Mi primera bolsa de corredor. Dentro, un trozo
de queso. He pensado en ese momento que ningún queso me va a saber nunca como
ese.
Puede parecer una tontería, sin embargo, no lo
es. Esa bolsa representa la recompensa al trabajo bien hecho, al esfuerzo
imprimido durante esos kilómetros.
No he llegado de los últimos. No era algo que
me obsesionara, pero lo cierto es que mientras corría pensaba en que no quería
ser la última, no tendría importancia, lo importante era llegar, pero yo no
quería serlo.
Muchos han llegado antes que yo. Sin embargo,
nadie me ha ganado, yo era la vencedora de mi reto.
Ya es tarde, debo terminar mi relato e irme a dormir con la emoción todavía dentro de mí y las agujetas en mis piernas.
Ya es tarde, debo terminar mi relato e irme a dormir con la emoción todavía dentro de mí y las agujetas en mis piernas.

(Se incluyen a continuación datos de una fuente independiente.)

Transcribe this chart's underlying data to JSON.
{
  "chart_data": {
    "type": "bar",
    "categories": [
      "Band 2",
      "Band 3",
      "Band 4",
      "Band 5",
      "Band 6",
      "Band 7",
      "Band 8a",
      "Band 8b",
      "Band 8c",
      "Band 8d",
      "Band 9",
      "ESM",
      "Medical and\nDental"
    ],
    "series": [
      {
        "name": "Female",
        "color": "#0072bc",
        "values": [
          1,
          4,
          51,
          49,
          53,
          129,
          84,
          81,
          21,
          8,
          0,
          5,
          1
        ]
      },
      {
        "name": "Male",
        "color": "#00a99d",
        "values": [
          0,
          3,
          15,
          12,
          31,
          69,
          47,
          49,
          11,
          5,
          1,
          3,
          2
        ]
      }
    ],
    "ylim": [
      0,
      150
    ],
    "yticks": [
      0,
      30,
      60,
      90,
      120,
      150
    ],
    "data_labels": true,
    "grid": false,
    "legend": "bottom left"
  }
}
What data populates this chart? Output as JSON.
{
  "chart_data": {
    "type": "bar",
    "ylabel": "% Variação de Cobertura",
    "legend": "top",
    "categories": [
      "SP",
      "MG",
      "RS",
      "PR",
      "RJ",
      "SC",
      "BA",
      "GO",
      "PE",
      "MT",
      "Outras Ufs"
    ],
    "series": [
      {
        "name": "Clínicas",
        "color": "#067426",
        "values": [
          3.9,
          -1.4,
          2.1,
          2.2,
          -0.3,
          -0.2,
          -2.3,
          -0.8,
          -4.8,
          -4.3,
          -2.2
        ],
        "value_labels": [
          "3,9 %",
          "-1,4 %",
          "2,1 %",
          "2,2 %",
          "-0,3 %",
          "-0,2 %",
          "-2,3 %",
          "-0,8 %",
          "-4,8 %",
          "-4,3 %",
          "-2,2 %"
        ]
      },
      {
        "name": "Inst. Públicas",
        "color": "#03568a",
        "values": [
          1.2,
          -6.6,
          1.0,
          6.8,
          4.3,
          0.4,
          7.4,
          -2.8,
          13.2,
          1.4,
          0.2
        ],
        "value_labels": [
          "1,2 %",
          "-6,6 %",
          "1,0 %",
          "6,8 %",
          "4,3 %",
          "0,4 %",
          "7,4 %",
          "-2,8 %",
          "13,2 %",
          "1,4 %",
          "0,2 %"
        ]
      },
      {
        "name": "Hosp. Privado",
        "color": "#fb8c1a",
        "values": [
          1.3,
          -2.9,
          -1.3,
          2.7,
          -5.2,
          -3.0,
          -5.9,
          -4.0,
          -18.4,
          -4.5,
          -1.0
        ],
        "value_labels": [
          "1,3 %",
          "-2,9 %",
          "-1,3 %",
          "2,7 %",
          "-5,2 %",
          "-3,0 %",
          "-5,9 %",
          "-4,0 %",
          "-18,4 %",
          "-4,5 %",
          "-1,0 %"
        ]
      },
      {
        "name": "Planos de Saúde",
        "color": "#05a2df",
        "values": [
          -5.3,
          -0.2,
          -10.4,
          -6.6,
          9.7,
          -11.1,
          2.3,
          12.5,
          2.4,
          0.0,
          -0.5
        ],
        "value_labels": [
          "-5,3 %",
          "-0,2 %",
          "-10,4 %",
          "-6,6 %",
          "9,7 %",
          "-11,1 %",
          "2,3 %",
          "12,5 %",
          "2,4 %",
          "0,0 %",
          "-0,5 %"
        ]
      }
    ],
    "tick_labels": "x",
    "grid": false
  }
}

Debo descansar porque en unas pocas horas
sonará el despertador.
Una nueva carrera por delante para Alberto,
mucho más dura que la de hoy, con unas vistas impresionantes y unos montes muy
empinados.
Esperará ese aliento al final de la carrera.
Aliento que yo le daré.
Y de nuevo, volveré a ser animadora.